According to Splash 247 columnist Pierre Aury, the IMO’s decision to delay approval of its Net Zero Framework (NZF) gives the shipping sector a moment to clarify one of its biggest unknowns: what exactly counts as a renewable marine fuel.
Between the EU ETS, which puts a price on emissions, and FuelEU Maritime, which limits well-to-wake GHG intensity and requires cold ironing in port, shipowners now face strong pressure to move away from fossil fuels. When adopted, the NZF is expected to push the same shift globally.
What is a renewable fuel?
Aury notes that it’s any fuel derived from sources that naturally regenerate. In practice, regulators focus on biofuels and e-fuels, not on raw biomass like wood, which is impractical for shipping.
Biofuels: Three Generations
First-generation biofuels come from crops such as corn, sugarcane or rapeseed. They are widely used but raise concerns over land use and competition with food production.
Second-generation or advanced biofuels use waste, residues or lignocellulosic material, including used cooking oil or HVO. They offer better sustainability profiles but remain limited by available feedstock.

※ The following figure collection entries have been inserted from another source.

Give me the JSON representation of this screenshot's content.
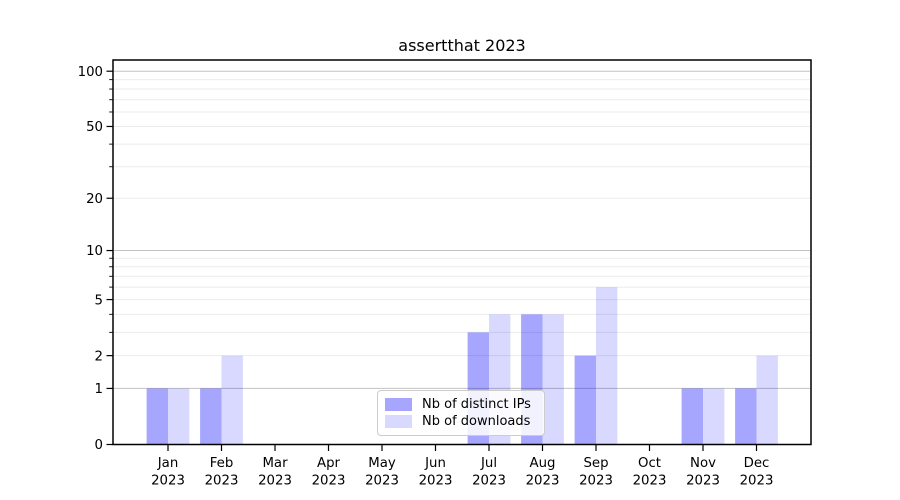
{
  "chart_data": {
    "type": "bar",
    "title": "assertthat 2023",
    "yscale": "log1p",
    "grid": "horizontal",
    "legend_position": "lower-center-inside",
    "categories": [
      "Jan",
      "Feb",
      "Mar",
      "Apr",
      "May",
      "Jun",
      "Jul",
      "Aug",
      "Sep",
      "Oct",
      "Nov",
      "Dec"
    ],
    "category_year": "2023",
    "series": [
      {
        "name": "Nb of distinct IPs",
        "color": "rgba(0,0,255,0.35)",
        "values": [
          1,
          1,
          0,
          0,
          0,
          0,
          3,
          4,
          2,
          0,
          1,
          1
        ]
      },
      {
        "name": "Nb of downloads",
        "color": "rgba(0,0,255,0.15)",
        "values": [
          1,
          2,
          0,
          0,
          0,
          0,
          4,
          4,
          6,
          0,
          1,
          2
        ]
      }
    ],
    "xlabel": "",
    "ylabel": "",
    "ylim": [
      0,
      115
    ],
    "y_ticks": [
      0,
      1,
      2,
      5,
      10,
      20,
      50,
      100
    ],
    "y_minor_ticks": [
      3,
      4,
      6,
      7,
      8,
      9,
      30,
      40,
      60,
      70,
      80,
      90
    ],
    "y_major_gridlines": [
      1,
      10,
      100
    ],
    "colors": {
      "spine": "#000000",
      "major_grid": "#c3c3c3",
      "minor_grid": "#ebebeb",
      "tick_label": "#000000"
    }
  }
}
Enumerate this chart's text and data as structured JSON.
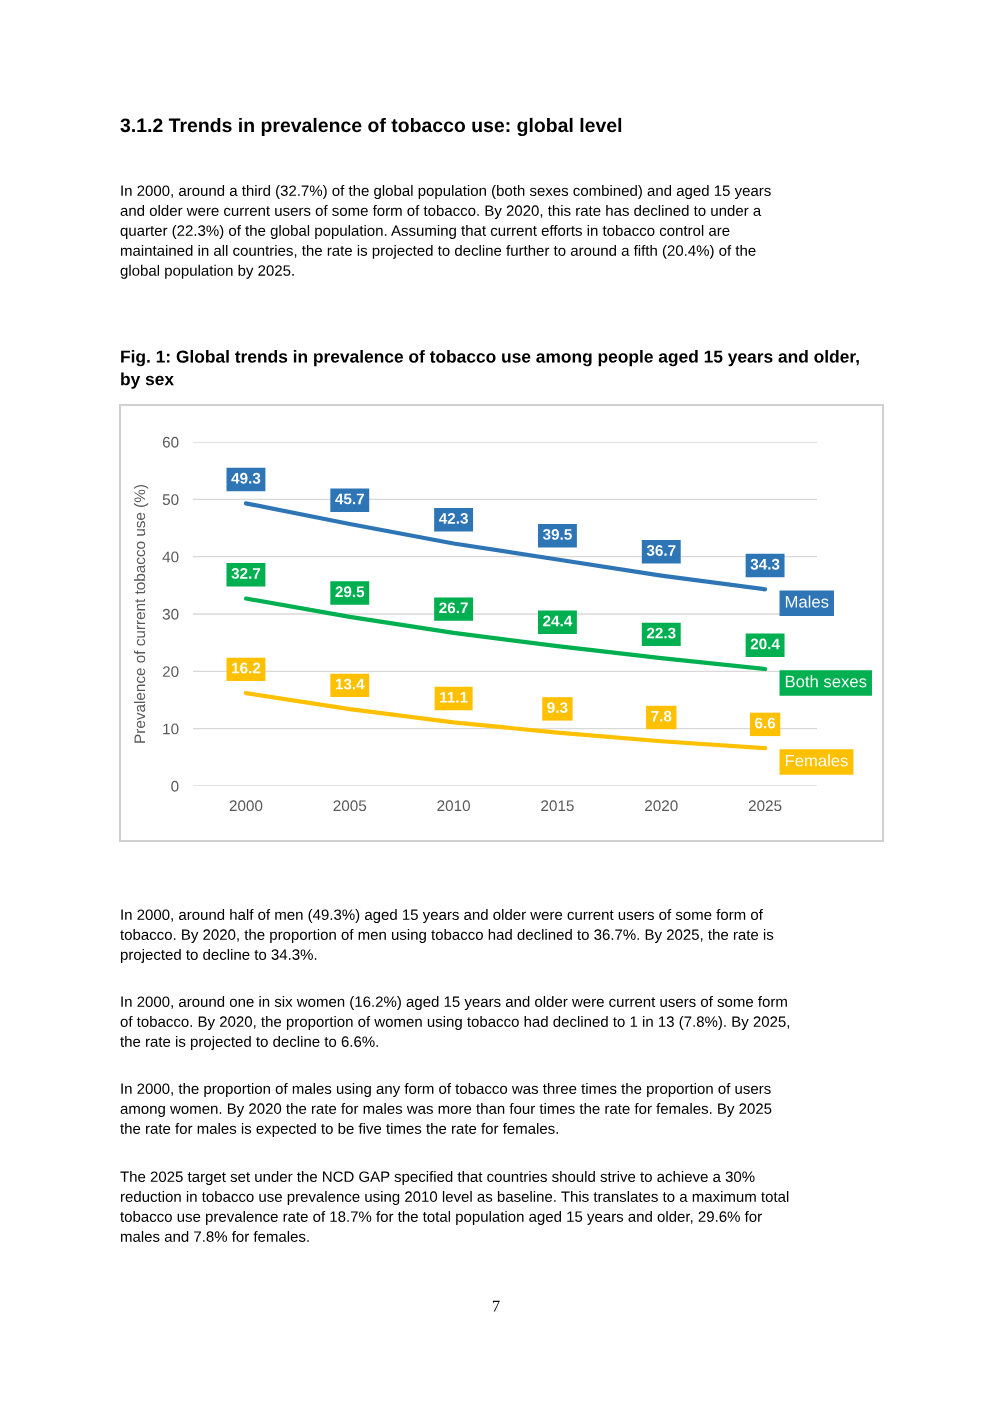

Third-generation biofuels, such as algae-based fuels, could avoid land-use conflict and scale more easily, but they are still experimental and costly.
E-fuels: Synthetic, Low-Carbon… and Expensive
E-fuels, also called synthetic fuels, combine green hydrogen (from renewable-powered electrolysis) with captured CO₂ to produce e-methanol, e-diesel, e-methane or e-ammonia. When both inputs are renewable or biogenic, these fuels can approach carbon neutrality. However, they are extremely energy-intensive and remain prohibitively expensive.
Aury stresses the distinction: green indicates renewable-powered hydrogen, blue refers to fossil-derived hydrogen paired with carbon capture.
A Note on Ammonia
Aury is blunt on one topic: despite industry excitement, ammonia “should not be considered a fuel for shipping” due to its safety risks.
Reality Check
Even with rapid progress, Aury concludes that no alternative fuel (bio-based or synthetic) can be deployed at the necessary scale to fully decarbonise global shipping by 2050. The technology is advancing, but the timeline is unforgiving.